There was a pause; the chaise was filled with waiting;

but he did not go on, and after a moment she said with a forced laugh, ‘Well done, Maturin. You are quite a courtier. But I am afraid I can see its end already. There is the sea, and this must be the beginning of the Devil’s Punchbowl. And will you really drive me up to the door in style? I thought I should have to arrive in a pair of pattens

– I brought them in that little basket with the flap. I am so grateful; and you shall certainly have your narwhal. Pray, where are they to be had? At the poulterer’s, I suppose.’

‘You are too good, my dear. Would you be prepared to reveal the address at which you are to be set down?’

‘Lady Jersey’s, in the Parade.’

‘Lady Jersey’s?’ She was the Prince of Wales’s mistress:

and Canning was a member of that set.

‘She is a Villiers cousin by marriage, you know,’ said Diana quickly. ‘And there is nothing in those vulgar newspaper reports. They like one another: that is all. Why, Mrs Fitzherbert is devoted to her.’

‘Ay? Sure, I know nothing of these things. Will I tell you about poor Macdonald’s arm, now?’

‘Oh, do,’ cried Diana. ‘I have been longing to ask, ever since we left Dover.’

They parted at Lady Jersey’s door, having said nothing more, amidst the flurry of servants and baggage: tension, artificial smiles.

‘A gentlemen to see Miss Williams,’ said Admiral Haddock’s butler.

‘Who is it, Rowley?’ asked Sophia.

‘The gentleman did not mention his name, ma’am. A sea-officer, ma’am. He asked for my master, and then for Miss Williams, so I showed him into the library.’

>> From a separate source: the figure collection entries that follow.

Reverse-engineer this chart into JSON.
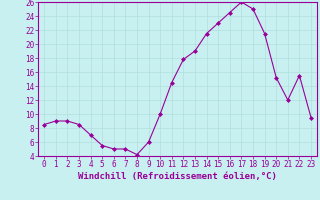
{
  "x": [
    0,
    1,
    2,
    3,
    4,
    5,
    6,
    7,
    8,
    9,
    10,
    11,
    12,
    13,
    14,
    15,
    16,
    17,
    18,
    19,
    20,
    21,
    22,
    23
  ],
  "y": [
    8.5,
    9.0,
    9.0,
    8.5,
    7.0,
    5.5,
    5.0,
    5.0,
    4.2,
    6.0,
    10.0,
    14.5,
    17.8,
    19.0,
    21.5,
    23.0,
    24.5,
    26.0,
    25.0,
    21.5,
    15.2,
    12.0,
    15.5,
    9.5
  ],
  "xlabel": "Windchill (Refroidissement éolien,°C)",
  "ylim": [
    4,
    26
  ],
  "xlim": [
    -0.5,
    23.5
  ],
  "line_color": "#990099",
  "marker": "D",
  "marker_size": 2,
  "bg_color": "#c8f0f0",
  "grid_color": "#b0dede",
  "yticks": [
    4,
    6,
    8,
    10,
    12,
    14,
    16,
    18,
    20,
    22,
    24,
    26
  ],
  "xticks": [
    0,
    1,
    2,
    3,
    4,
    5,
    6,
    7,
    8,
    9,
    10,
    11,
    12,
    13,
    14,
    15,
    16,
    17,
    18,
    19,
    20,
    21,
    22,
    23
  ],
  "tick_color": "#990099",
  "label_color": "#990099",
  "tick_fontsize": 5.5,
  "xlabel_fontsize": 6.5
}
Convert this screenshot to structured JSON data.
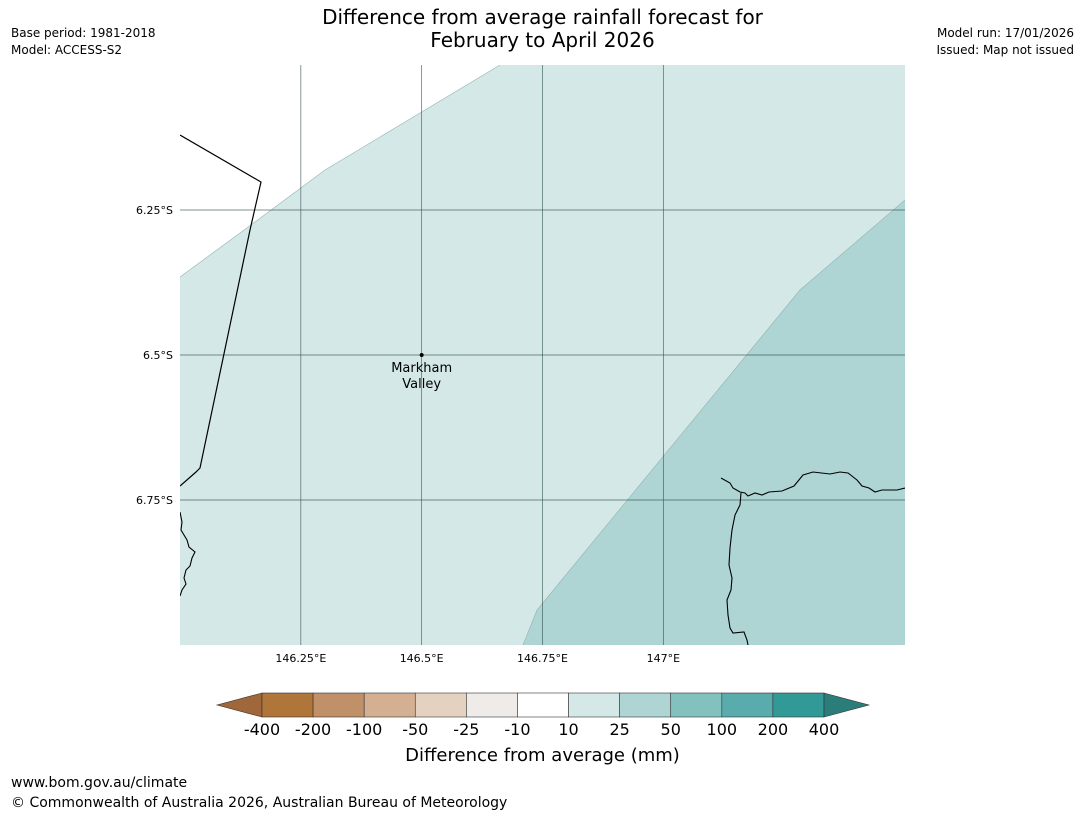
{
  "title": {
    "line1": "Difference from average rainfall forecast for",
    "line2": "February to April 2026"
  },
  "meta_left": {
    "base_period": "Base period: 1981-2018",
    "model": "Model: ACCESS-S2"
  },
  "meta_right": {
    "model_run": "Model run: 17/01/2026",
    "issued": "Issued: Map not issued"
  },
  "map": {
    "lon_range": [
      146.0,
      147.5
    ],
    "lat_range": [
      -6.0,
      -7.0
    ],
    "lat_ticks": [
      {
        "value": -6.25,
        "label": "6.25°S"
      },
      {
        "value": -6.5,
        "label": "6.5°S"
      },
      {
        "value": -6.75,
        "label": "6.75°S"
      }
    ],
    "lon_ticks": [
      {
        "value": 146.25,
        "label": "146.25°E"
      },
      {
        "value": 146.5,
        "label": "146.5°E"
      },
      {
        "value": 146.75,
        "label": "146.75°E"
      },
      {
        "value": 147.0,
        "label": "147°E"
      }
    ],
    "place": {
      "name_line1": "Markham",
      "name_line2": "Valley",
      "lon": 146.5,
      "lat": -6.5
    },
    "category_colors": {
      "10 to 25": "#d4e8e7",
      "25 to 50": "#aed4d4"
    }
  },
  "colorbar": {
    "labels": [
      "-400",
      "-200",
      "-100",
      "-50",
      "-25",
      "-10",
      "10",
      "25",
      "50",
      "100",
      "200",
      "400"
    ],
    "colors": [
      "#a0673a",
      "#b07538",
      "#c09068",
      "#d4b092",
      "#e5d1c0",
      "#efebe8",
      "#ffffff",
      "#d4e8e7",
      "#aed4d4",
      "#83c1bf",
      "#5aabab",
      "#329a96",
      "#2a7d79"
    ],
    "caption": "Difference from average (mm)"
  },
  "footer": {
    "url": "www.bom.gov.au/climate",
    "copyright": "© Commonwealth of Australia 2026, Australian Bureau of Meteorology"
  }
}
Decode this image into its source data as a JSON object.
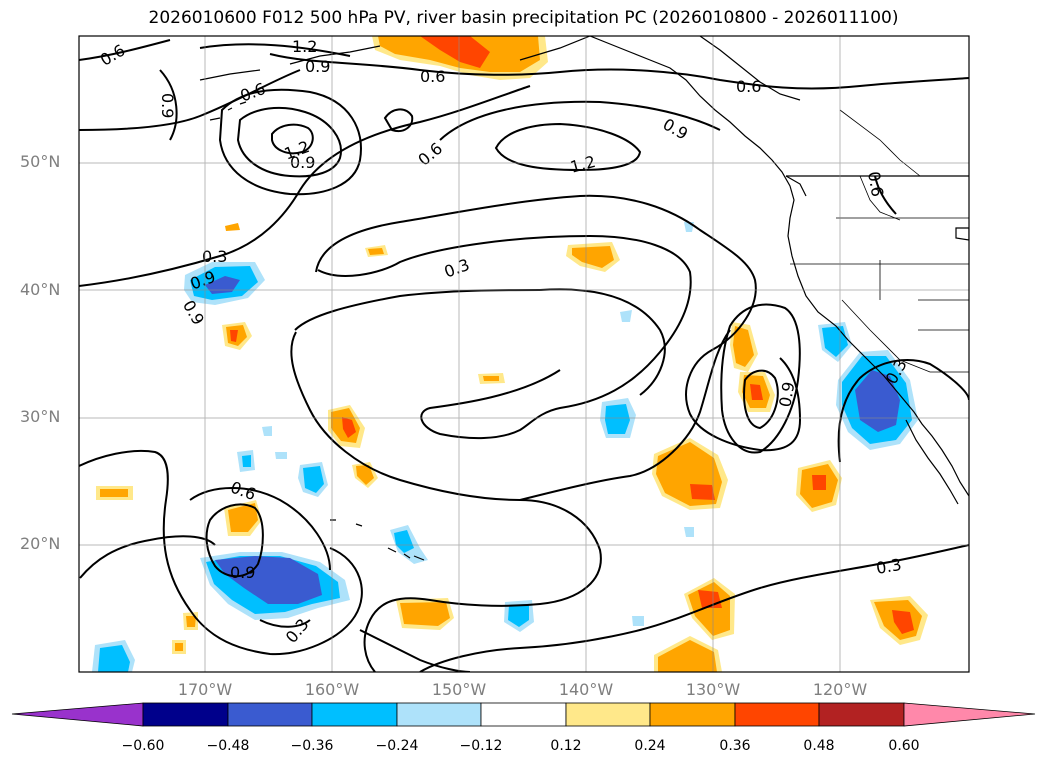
{
  "title": "2026010600 F012 500 hPa PV, river basin precipitation PC (2026010800 - 2026011100)",
  "latitude_labels": [
    "50°N",
    "40°N",
    "30°N",
    "20°N"
  ],
  "longitude_labels": [
    "170°W",
    "160°W",
    "150°W",
    "140°W",
    "130°W",
    "120°W"
  ],
  "colorbar": {
    "tick_labels": [
      "−0.60",
      "−0.48",
      "−0.36",
      "−0.24",
      "−0.12",
      "0.12",
      "0.24",
      "0.36",
      "0.48",
      "0.60"
    ],
    "colors": [
      "#9932cc",
      "#00008b",
      "#3a5bd0",
      "#00bfff",
      "#aee2fa",
      "#ffffff",
      "#ffe88a",
      "#ffa500",
      "#ff4500",
      "#b22222",
      "#ff88aa"
    ]
  },
  "contour_labels": [
    "0.6",
    "1.2",
    "0.9",
    "0.6",
    "0.6",
    "0.9",
    "0.6",
    "1.2",
    "0.9",
    "0.6",
    "1.2",
    "0.9",
    "0.6",
    "0.9",
    "0.3",
    "0.3",
    "0.9",
    "0.6",
    "0.9",
    "0.3",
    "0.3",
    "0.9",
    "0.3"
  ]
}
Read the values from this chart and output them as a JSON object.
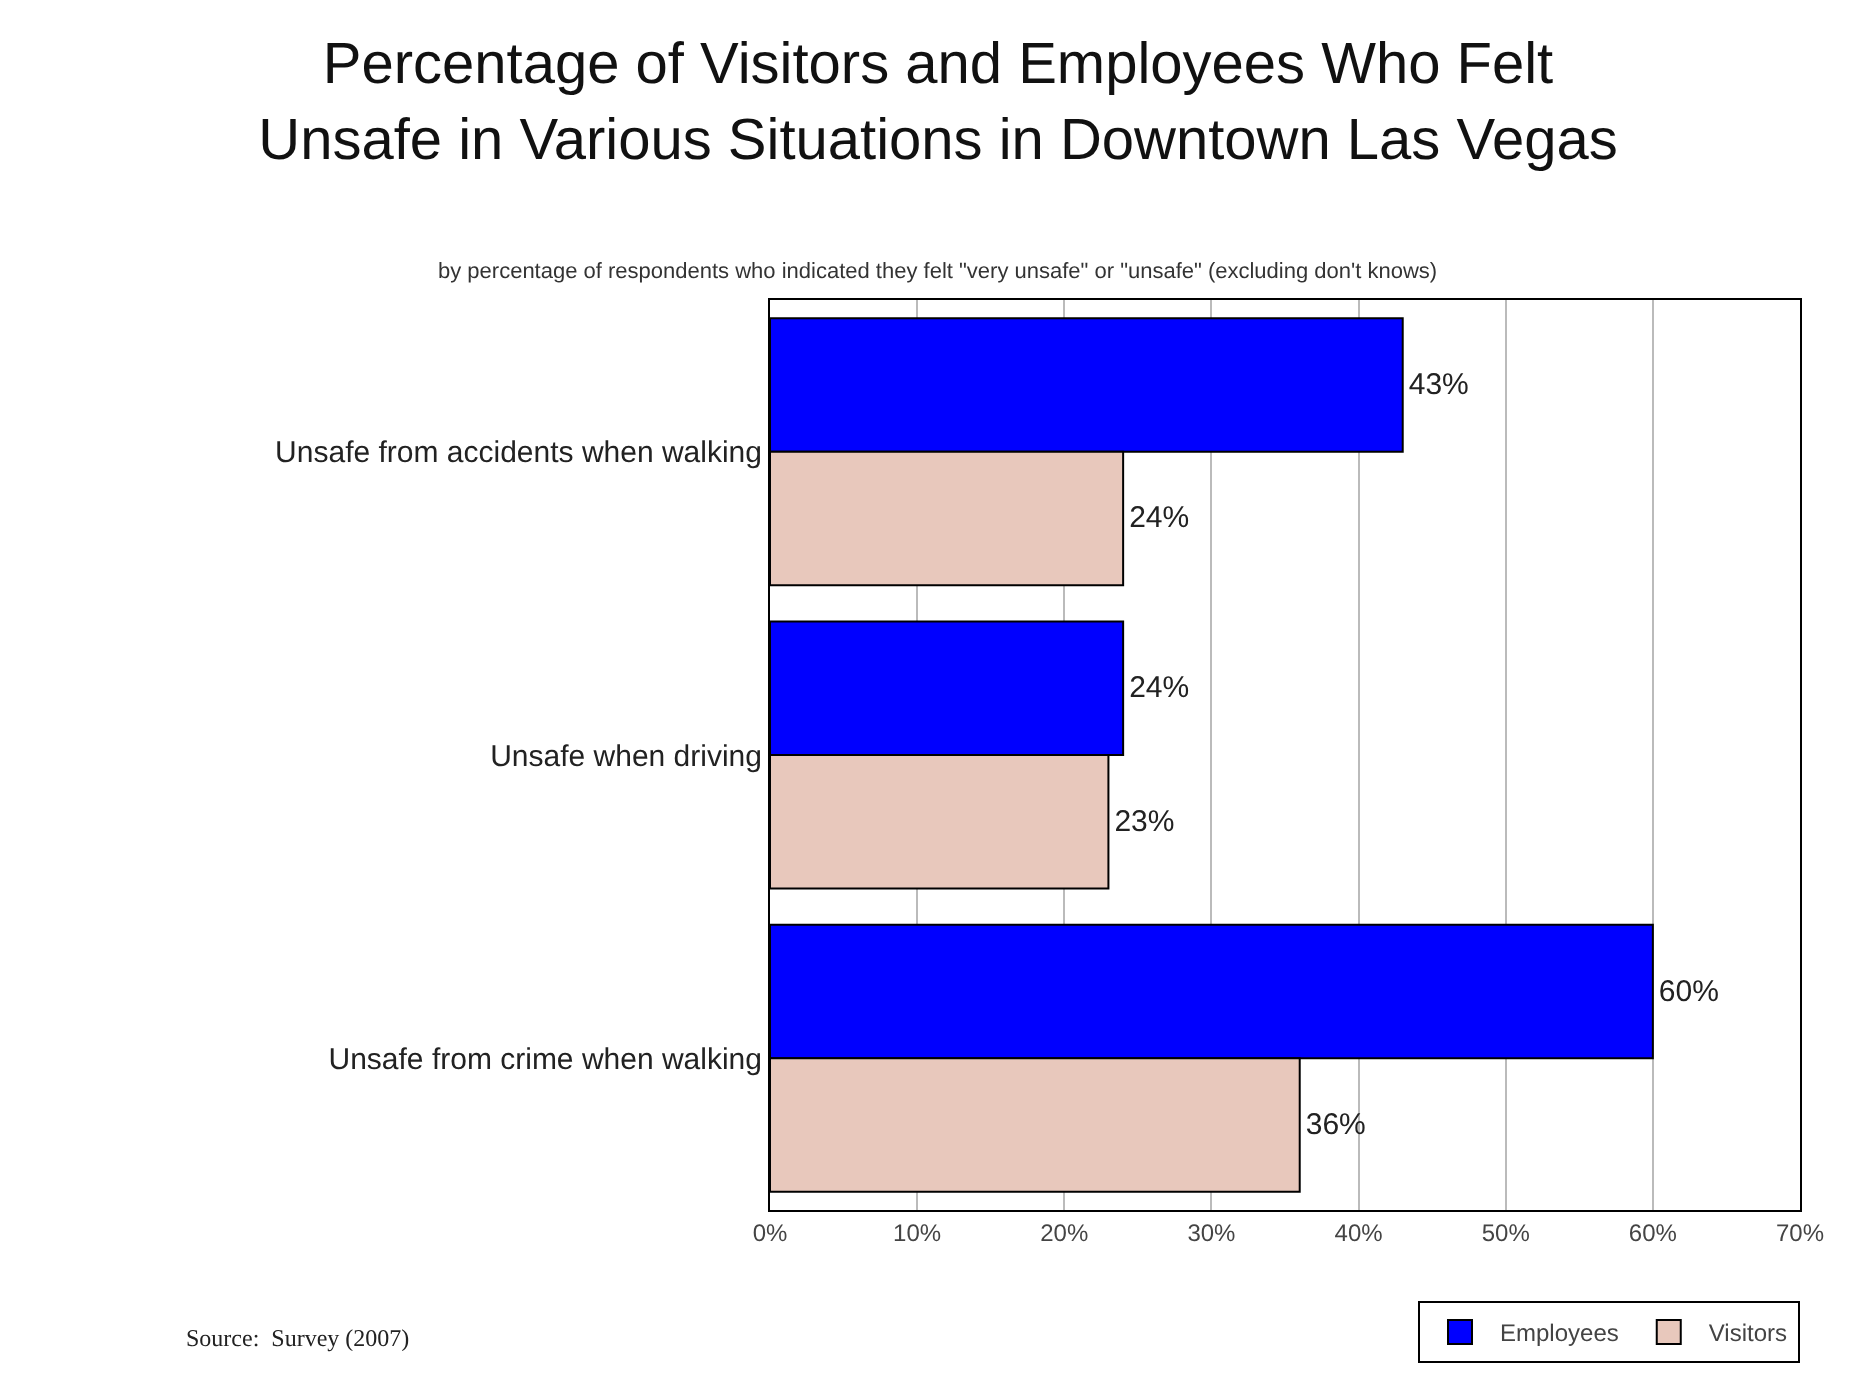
{
  "chart_data": {
    "type": "bar",
    "orientation": "horizontal",
    "title": "Percentage of Visitors and Employees Who Felt\nUnsafe in Various Situations in Downtown Las Vegas",
    "subtitle": "by percentage of respondents who indicated they felt \"very unsafe\" or \"unsafe\" (excluding don't knows)",
    "categories": [
      "Unsafe from accidents when walking",
      "Unsafe when driving",
      "Unsafe from crime when walking"
    ],
    "series": [
      {
        "name": "Employees",
        "color": "#0000ff",
        "values": [
          43,
          24,
          60
        ],
        "value_labels": [
          "43%",
          "24%",
          "60%"
        ]
      },
      {
        "name": "Visitors",
        "color": "#e8c8bc",
        "values": [
          24,
          23,
          36
        ],
        "value_labels": [
          "24%",
          "23%",
          "36%"
        ]
      }
    ],
    "xlim": [
      0,
      70
    ],
    "xticks": [
      {
        "value": 0,
        "label": "0%"
      },
      {
        "value": 10,
        "label": "10%"
      },
      {
        "value": 20,
        "label": "20%"
      },
      {
        "value": 30,
        "label": "30%"
      },
      {
        "value": 40,
        "label": "40%"
      },
      {
        "value": 50,
        "label": "50%"
      },
      {
        "value": 60,
        "label": "60%"
      },
      {
        "value": 70,
        "label": "70%"
      }
    ],
    "grid": "x",
    "legend": "bottom right",
    "annotations": [
      "Source:  Survey (2007)"
    ]
  }
}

‘Is he a tall, very good-looking midshipman?’ asked Cecilia. ‘Are you sure he did not ask for me?’

‘Is he a commander?’ asked Sophia, dropping her roses.

‘The gentleman is in a cloak, ma’am: I could not see his

rank. He might be a commander, though – not a midshipman, oh no, dear me. He come in a four-horse shay.’

From the library window Stephen saw Sophia run-fling across the lawn, holding up her skirt and trailing rose-petals. She took the steps up to the terrace three at a time: ‘A deer might have taken them with such sweet grace,’ he observed. He saw her stop dead and close her eyes for a second when she understood that the gentleman in the library was Dr Maturin; but she opened the door with hardly a pause and cried, ‘What a delightful surprise! How kind to come to see us. Are you in Plymouth? I thought you were ordered for the Baltic.’

‘The Polychrest is in the Baltic,’ he said, kissing her heartily. ‘I am on leave of absence.’